It's part Pimp My Ride, part Big Fat Gypsy Weddings, a completely impractical fashion statement somehow worn both to class and to the football game it celebrates. Like breakfast tacos, homecoming mums are totally inexplicable to non-native Texans, and that's pretty much how we like it. 

Still, we can't help but look on in amazement at the mum of Jersey Village High School senior Alexis Hernandez. Cypress-Fairbanks ISD posted a photo of Hernandez, her boyfriend Cristian and her giant mum to Facebook, noting that "[h]omecoming mums come in all shapes and sizes, but this one ... is perhaps the biggest we have seen!" 
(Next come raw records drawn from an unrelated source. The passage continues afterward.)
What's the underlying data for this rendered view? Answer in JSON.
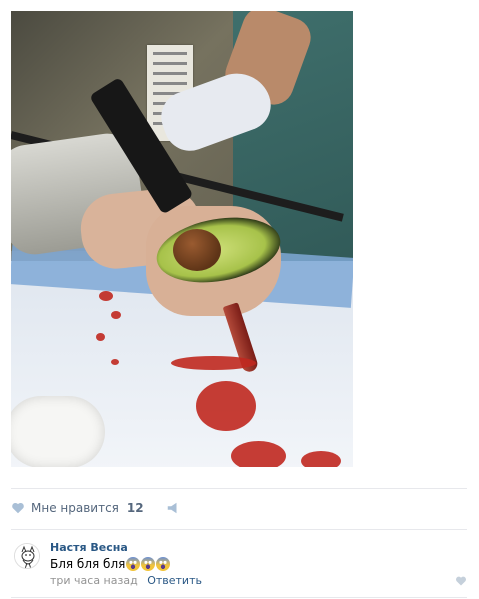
{
  "post": {
    "photo_alt": "",
    "likes": {
      "label": "Мне нравится",
      "count": "12"
    }
  },
  "comment": {
    "author": "Настя Весна",
    "text": "Бля бля бля",
    "time": "три часа назад",
    "reply_label": "Ответить"
  },
  "colors": {
    "link": "#2a5885",
    "muted": "#939393",
    "action": "#55677d",
    "divider": "#e7e8ec"
  }
}
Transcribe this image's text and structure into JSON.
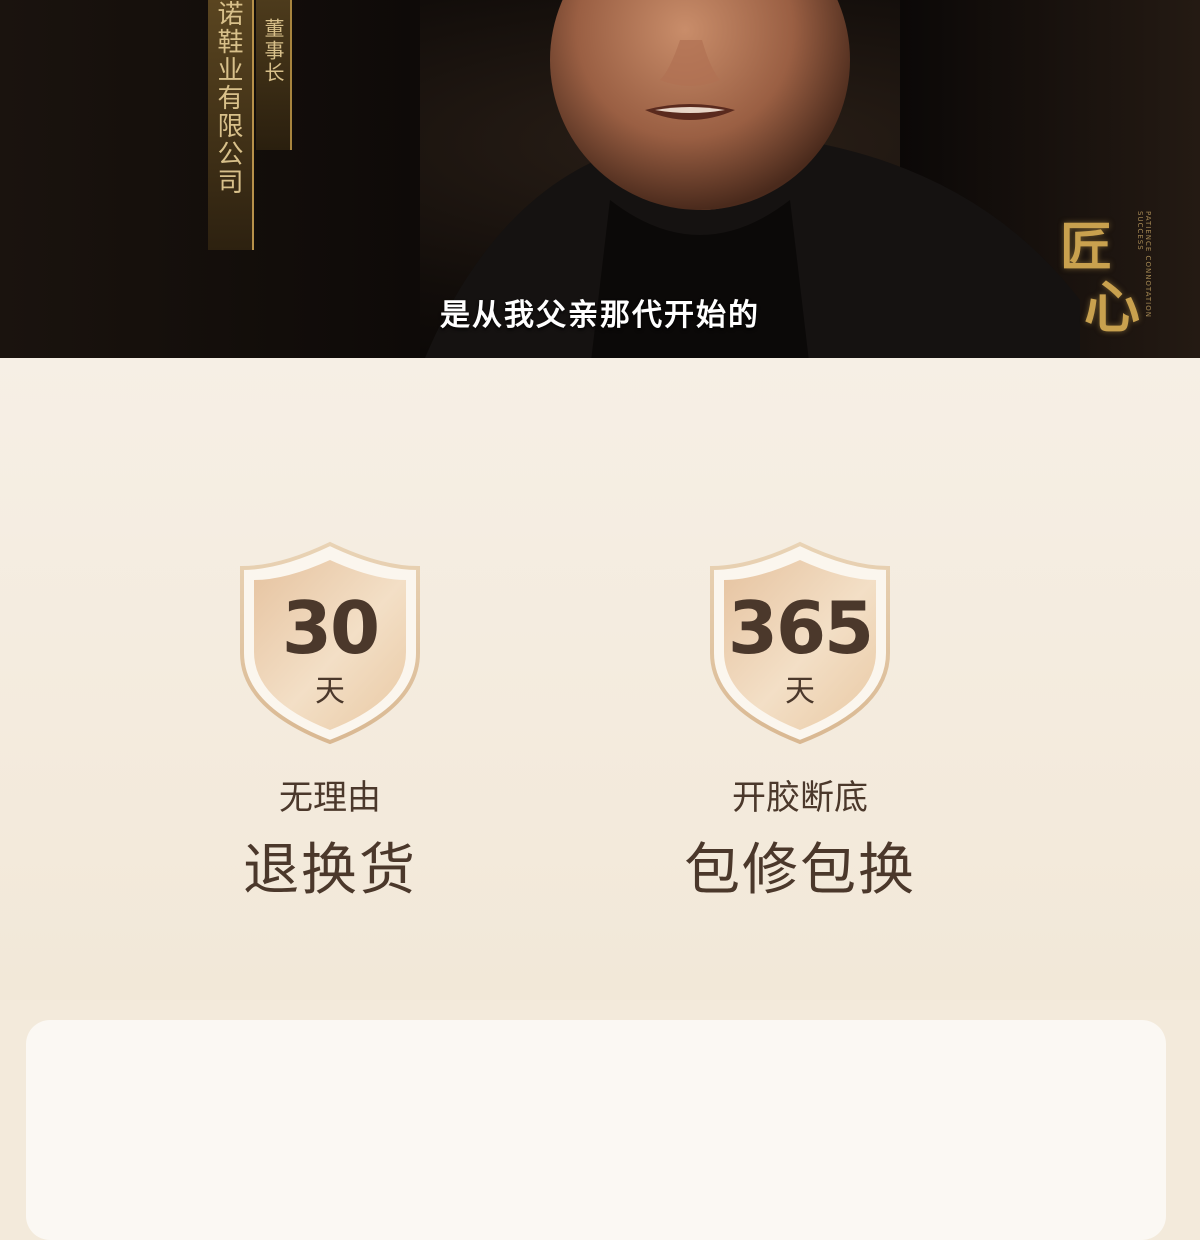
{
  "video": {
    "company": "诺鞋业有限公司",
    "title": "董事长",
    "subtitle": "是从我父亲那代开始的",
    "brand": {
      "char1": "匠",
      "char2": "心",
      "small": "PATIENCE CONNOTATION SUCCESS"
    }
  },
  "guarantees": [
    {
      "number": "30",
      "unit": "天",
      "caption_small": "无理由",
      "caption_big": "退换货"
    },
    {
      "number": "365",
      "unit": "天",
      "caption_small": "开胶断底",
      "caption_big": "包修包换"
    }
  ],
  "card": {
    "text": ""
  },
  "colors": {
    "gold": "#c9a14e",
    "brown": "#4b382b",
    "bg": "#f3eadb"
  }
}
The post quickly went viral, with over a thousand shares. This earned the predictable comments from adult strangers about how mums these days are "over-the-top" and "not classy," as if adults publicly judging and criticizing a teenager's craft project is, you know, a super classy move.

Seriously, it's too big? Bro, do you even Texas? Let's give snaps to any girl who can navigate the delicate art of blinking LED lighting and wearable battery packs without interrupting her perfectly placed arrangement of gold football-themed charms. 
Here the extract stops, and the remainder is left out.